Terça-feira (23) da quita semana da quaresma. Caminhamos decididos um passo de cada vez, rumo ao Domingo de Ramos que está logo ali na frente. Nesta cerimônia, iniciaremos a Semana Santa, com a celebração da entrada triunfal de Jesus em Jerusalem. Interessante notar que este evento é mencionado nos quatro evangelhos canônicos (Marcos 15,1-39, Mateus 21,1-11, Lucas 19,28-44 e também João 12,12-19). Como estamos refletindo o evangelho de Marcos neste ano, faremos uso de sua narrativa. Ele que escreve o seu evangelho com um objetivo muito claro de mostrar para nós que é esse Jesus de Nazaré.
Quis iniciar o meu dia com outro propósito de oração, mas fui seduzido pela temática do entrelaçamento nosso com os demais seres que habitam a nossa Casa Comum. Tudo porque, meu espaço foi “invadido”, ainda muito cedo, por uma revoada de maritacas ruidosas. Cada uma delas, falando em seu dialeto próprio, com muita algazarra. Neste momento baixou em mim o espírito de São Francisco de Assis, acabei aderindo ao contexto e rezei, orquestrado por este coral natural. Acho que elas já sabem que não vou afugentá-las, e se sentem as donas do pedaço.

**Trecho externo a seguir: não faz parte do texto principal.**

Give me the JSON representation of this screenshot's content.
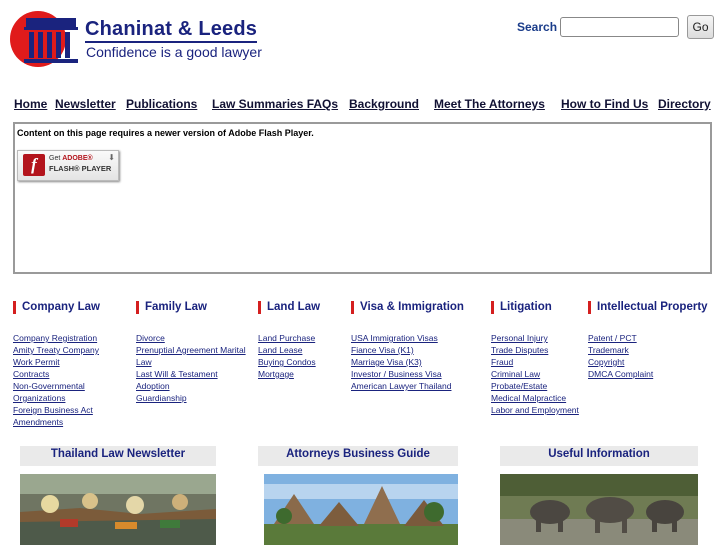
{
  "header": {
    "title": "Chaninat & Leeds",
    "tagline": "Confidence is a good lawyer"
  },
  "search": {
    "label": "Search",
    "value": "",
    "placeholder": "",
    "button": "Go"
  },
  "nav": [
    "Home",
    "Newsletter",
    "Publications",
    "Law Summaries FAQs",
    "Background",
    "Meet The Attorneys",
    "How to Find Us",
    "Directory"
  ],
  "flash": {
    "message": "Content on this page requires a newer version of Adobe Flash Player.",
    "get": "Get",
    "adobe": "ADOBE®",
    "player": "FLASH® PLAYER"
  },
  "categories": [
    {
      "title": "Company Law",
      "links": [
        "Company Registration",
        "Amity Treaty Company",
        "Work Permit",
        "Contracts",
        "Non-Governmental",
        "Organizations",
        "Foreign Business Act",
        "Amendments"
      ]
    },
    {
      "title": "Family Law",
      "links": [
        "Divorce",
        "Prenuptial Agreement Marital",
        "Law",
        "Last Will & Testament",
        "Adoption",
        "Guardianship"
      ]
    },
    {
      "title": "Land Law",
      "links": [
        "Land Purchase",
        "Land Lease",
        "Buying Condos",
        "Mortgage"
      ]
    },
    {
      "title": "Visa & Immigration",
      "links": [
        "USA Immigration Visas",
        "Fiance Visa (K1)",
        "Marriage Visa (K3)",
        "Investor / Business Visa",
        "American Lawyer Thailand"
      ]
    },
    {
      "title": "Litigation",
      "links": [
        "Personal Injury",
        "Trade Disputes",
        "Fraud",
        "Criminal Law",
        "Probate/Estate",
        "Medical Malpractice",
        "Labor and Employment"
      ]
    },
    {
      "title": "Intellectual Property",
      "links": [
        "Patent / PCT",
        "Trademark",
        "Copyright",
        "DMCA Complaint"
      ]
    }
  ],
  "panels": [
    "Thailand Law Newsletter",
    "Attorneys Business Guide",
    "Useful Information"
  ],
  "colors": {
    "brand": "#1a237e",
    "accent_red": "#d41f1f",
    "panel_bg": "#eaeaea"
  }
}
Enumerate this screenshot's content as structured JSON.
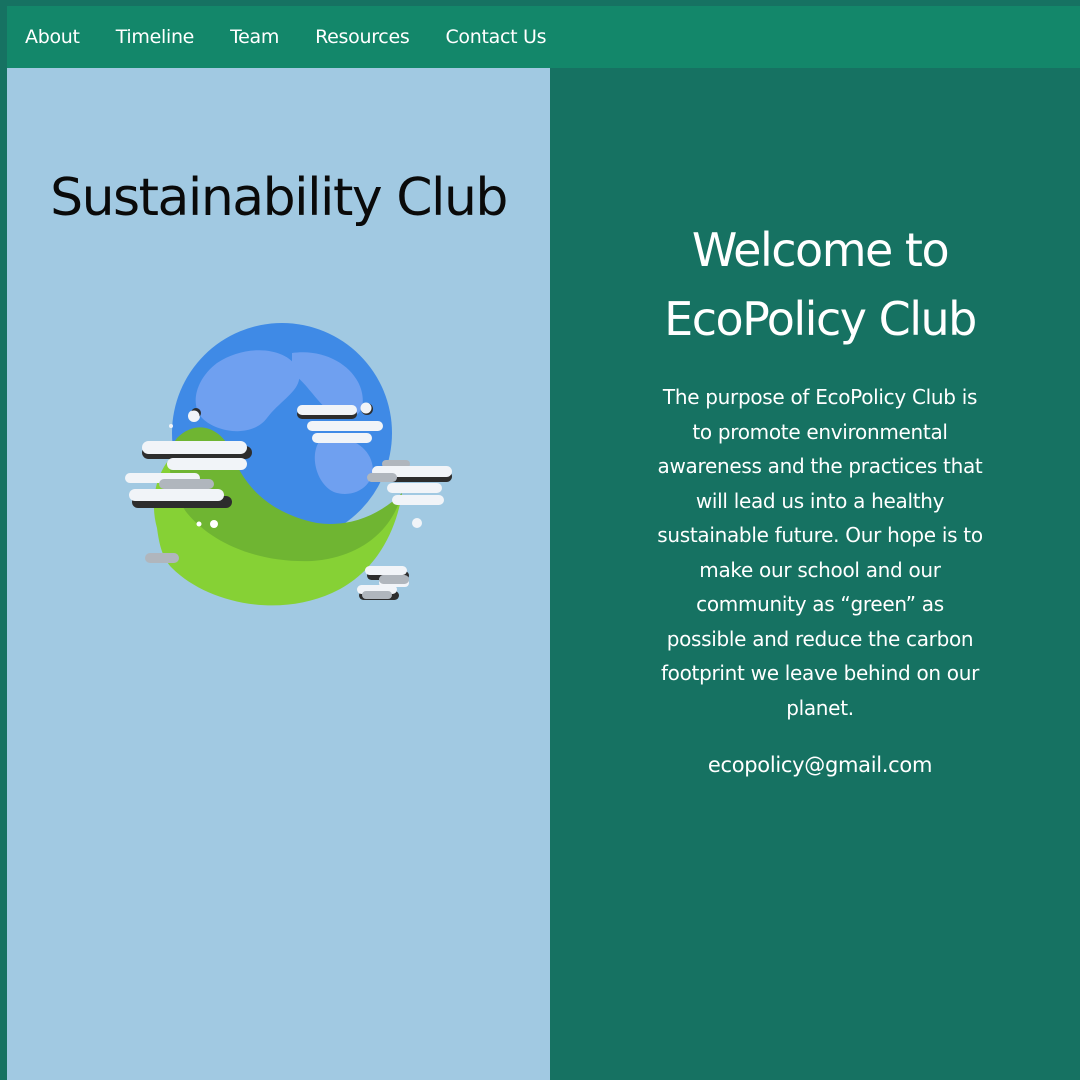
{
  "nav": {
    "items": [
      "About",
      "Timeline",
      "Team",
      "Resources",
      "Contact Us"
    ]
  },
  "left": {
    "title": "Sustainability Club",
    "illustration": "globe-with-leaf-and-clouds"
  },
  "right": {
    "heading": "Welcome to EcoPolicy Club",
    "purpose": "The purpose of EcoPolicy Club is to promote environmental awareness and the practices that will lead us into a healthy sustainable future. Our hope is to make our school and our community as “green” as possible and reduce the carbon footprint we leave behind on our planet.",
    "email": "ecopolicy@gmail.com"
  },
  "colors": {
    "page_background": "#167262",
    "navbar": "#13876a",
    "left_panel": "#a1c9e2",
    "right_panel": "#167262",
    "globe_ocean": "#3f8ae6",
    "globe_land": "#6fa0f0",
    "leaf_dark": "#6fb532",
    "leaf_light": "#86d135"
  }
}
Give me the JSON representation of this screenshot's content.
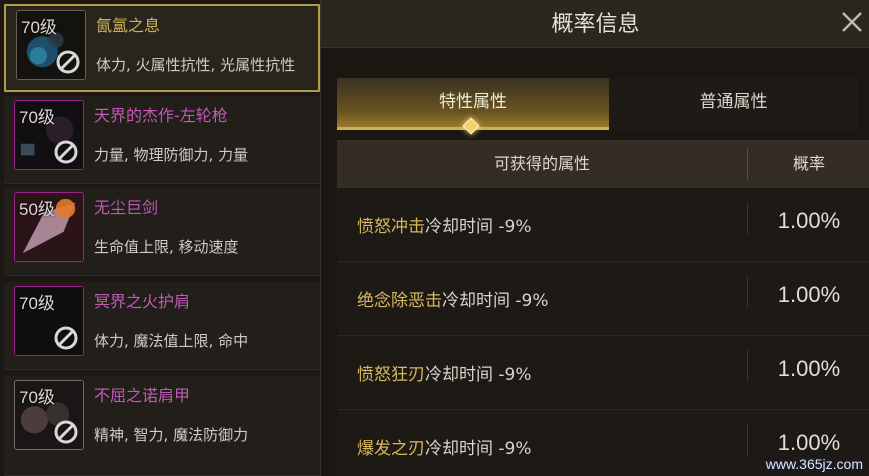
{
  "item_list": [
    {
      "level": "70级",
      "name": "氤氲之息",
      "stats": "体力, 火属性抗性, 光属性抗性",
      "name_color": "gold",
      "selected": true
    },
    {
      "level": "70级",
      "name": "天界的杰作-左轮枪",
      "stats": "力量, 物理防御力, 力量",
      "name_color": "magenta",
      "selected": false
    },
    {
      "level": "50级",
      "name": "无尘巨剑",
      "stats": "生命值上限, 移动速度",
      "name_color": "magenta",
      "selected": false
    },
    {
      "level": "70级",
      "name": "冥界之火护肩",
      "stats": "体力, 魔法值上限, 命中",
      "name_color": "magenta",
      "selected": false
    },
    {
      "level": "70级",
      "name": "不屈之诺肩甲",
      "stats": "精神, 智力, 魔法防御力",
      "name_color": "magenta",
      "selected": false
    }
  ],
  "modal": {
    "title": "概率信息",
    "tabs": [
      {
        "label": "特性属性",
        "active": true
      },
      {
        "label": "普通属性",
        "active": false
      }
    ],
    "table_headers": {
      "attribute": "可获得的属性",
      "probability": "概率"
    },
    "rows": [
      {
        "skill": "愤怒冲击",
        "effect": "冷却时间 -9%",
        "probability": "1.00%"
      },
      {
        "skill": "绝念除恶击",
        "effect": "冷却时间 -9%",
        "probability": "1.00%"
      },
      {
        "skill": "愤怒狂刃",
        "effect": "冷却时间 -9%",
        "probability": "1.00%"
      },
      {
        "skill": "爆发之刃",
        "effect": "冷却时间 -9%",
        "probability": "1.00%"
      }
    ]
  },
  "watermark": "www.365jz.com",
  "colors": {
    "gold_text": "#d6b760",
    "magenta_text": "#c05ab6",
    "tab_underline": "#d4b04a"
  }
}
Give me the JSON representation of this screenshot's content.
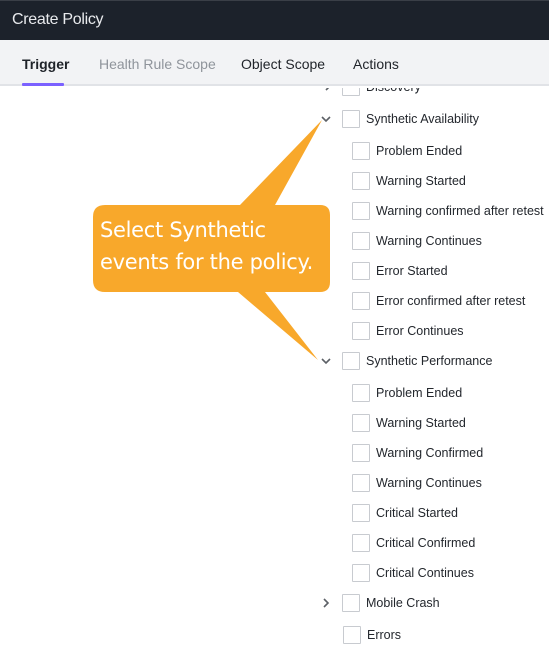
{
  "window": {
    "title": "Create Policy"
  },
  "tabs": [
    {
      "label": "Trigger",
      "state": "active"
    },
    {
      "label": "Health Rule Scope",
      "state": "disabled"
    },
    {
      "label": "Object Scope",
      "state": "normal"
    },
    {
      "label": "Actions",
      "state": "normal"
    }
  ],
  "tree": {
    "discovery": {
      "label": "Discovery",
      "expanded": false,
      "checked": false
    },
    "synthetic_availability": {
      "label": "Synthetic Availability",
      "expanded": true,
      "checked": false,
      "children": [
        {
          "label": "Problem Ended",
          "checked": false
        },
        {
          "label": "Warning Started",
          "checked": false
        },
        {
          "label": "Warning confirmed after retest",
          "checked": false
        },
        {
          "label": "Warning Continues",
          "checked": false
        },
        {
          "label": "Error Started",
          "checked": false
        },
        {
          "label": "Error confirmed after retest",
          "checked": false
        },
        {
          "label": "Error Continues",
          "checked": false
        }
      ]
    },
    "synthetic_performance": {
      "label": "Synthetic Performance",
      "expanded": true,
      "checked": false,
      "children": [
        {
          "label": "Problem Ended",
          "checked": false
        },
        {
          "label": "Warning Started",
          "checked": false
        },
        {
          "label": "Warning Confirmed",
          "checked": false
        },
        {
          "label": "Warning Continues",
          "checked": false
        },
        {
          "label": "Critical Started",
          "checked": false
        },
        {
          "label": "Critical Confirmed",
          "checked": false
        },
        {
          "label": "Critical Continues",
          "checked": false
        }
      ]
    },
    "mobile_crash": {
      "label": "Mobile Crash",
      "expanded": false,
      "checked": false
    },
    "errors": {
      "label": "Errors",
      "checked": false
    }
  },
  "callout": {
    "line1": "Select Synthetic",
    "line2": "events for the policy.",
    "color": "#f8a82b"
  },
  "colors": {
    "titlebar": "#1c222b",
    "tab_accent": "#7b61ff",
    "tabbar": "#f2f3f5"
  }
}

Tudo está interligado! Fazemos parte de um contexto maior do qual nos inserimos não como os maiorais, mas fazendo parte de uma harmonia sinérgica, em que cada um dos seres é importante para o todo. O nosso erro maior é querer segregar os demais seres, subalternizando-os como seres inferiores, colocando o ser humano como o protagonista maior nesta sincronia. Somos todos interligados a uma rede maior, onde cada um dos seres, por menor que seja, tem a sua função precípua para o equilíbrio de todo o planeta. Como nos descreve o padre verbita Cireneu Kuhn, nesta sua bela canção inspirada na encíclica Laudato Si do papa Francisco.
Jesus tinha ciência desta interligação entre nós. Ele bem que tentou fazer acontecer esta interligação entre o Projeto de Deus e a realidade sócio-polítco-econômico-religiosa de seu tempo na Palestina. Entretanto, enfrentou duramente a resistência das lideranças religiosas, escribas, fariseus, doutores da lei, chefes dos sacerdotes, anciãos do povo. Para estes, Jesus nada mais era que um impostor, querendo se passar por filho de Deus enviado. A situação se complica ainda mais quando Jesus diz a eles: “Para onde eu vou, vocês não podem ir”. (Jo 8, 22) É muita afronta deste pobre nazareno.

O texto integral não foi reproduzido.